The Instructor has an upbeat attitude, though, which is good, because it’s her car you’re going to tear up if this lesson goes sideways. Back in the day, she passed the downtime in high school teaching her classmates this form of driving, so she’s convinced that despite your obvious struggles, you grade out pretty high on her curve.

Nonetheless, that’s a curve pitting you, modern grown man, against her memories of a bunch of turn-of-the-millennium teenagers. Small comfort. It occurs to you that you have no real business writing about or criticizing the performance of any major league baseball player, given that just fouling off a 95 mph fastball is a miracle of human timing and here you are, struggling to use three foot pedals to competently move a Honda Civic forward. By those lights, maybe you should spend your summer sitting down to watch the likes of Chase d’Arnaud, Gordon Beckham, and Tyler Flowers. They are nobodies within their context, and yet they are miraculous talents when viewed from a broader perspective.
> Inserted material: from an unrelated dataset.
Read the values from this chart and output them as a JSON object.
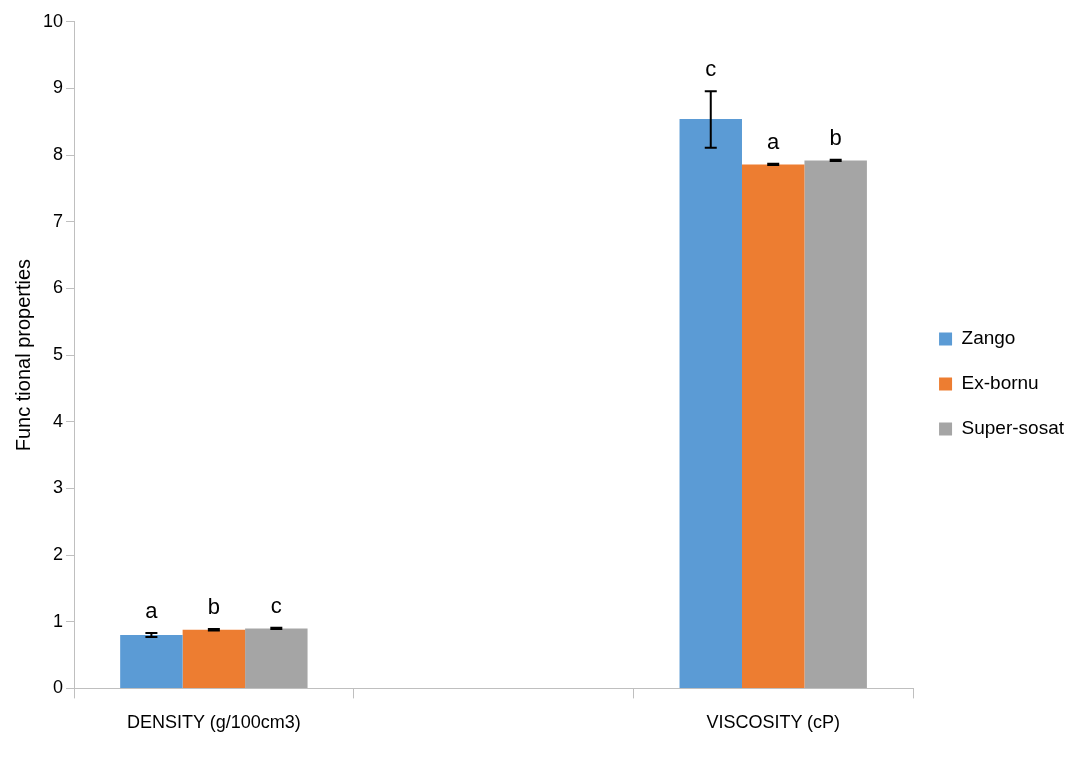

But it’s not them you’re put off by. It’s the suits who brought them to you while insisting out loud you’d not see the difference, as to huck a couple extra tickets to those who might believe it. It’s the brass who laid on the table every non-sports-fan’s critique of how a pro team’s affection for its fans and its host city runs as deep as a stripper’s, and bet you’d still come back anyway. Deep down you always knew the critique was true, but all you needed was a little kayfabe, you know?

There are a lot of interesting things to do on a warm summer night. Back in the parking lot, you start and you stop, and start and stop some more, because that’s the part in need of most immediate practice. To retain momentum is relatively simple; to obtain it from nothing, that’s the hard part, especially if your metaphorical ball is about to roll down the false front of the 14th hole once you take your foot off the brake.

You shake off the memory of the earlier disaster on the way to the gas station and attempt the drive home, this time on less crowded streets. It’s a downhill start heading out of the school grounds, and you’re off, shifting conservatively, first to second to first to stop. The stop is at the crest of a hill because of course it is, but fortunately there’s no one behind you. You steel yourself against the inevitable roll backwards, roll a bit, catch it with the clutch, give it some gas – how much gas? Whoa. The Instructor’s car sounds like it’s running from the police now, but it’s going forward! And she’s laughing, saying good job, and you make it back to her place and park the car, feeling like a dork, but a dork who learned something and made progress tonight.

The Braves beat the Giants in extra innings tonight, 5 to 4. From what y’all say, it was pretty well-managed and Freddie Freeman hit a walk-off homer in the bottom of the 11th. The Instructor’s car has a broken radio, though.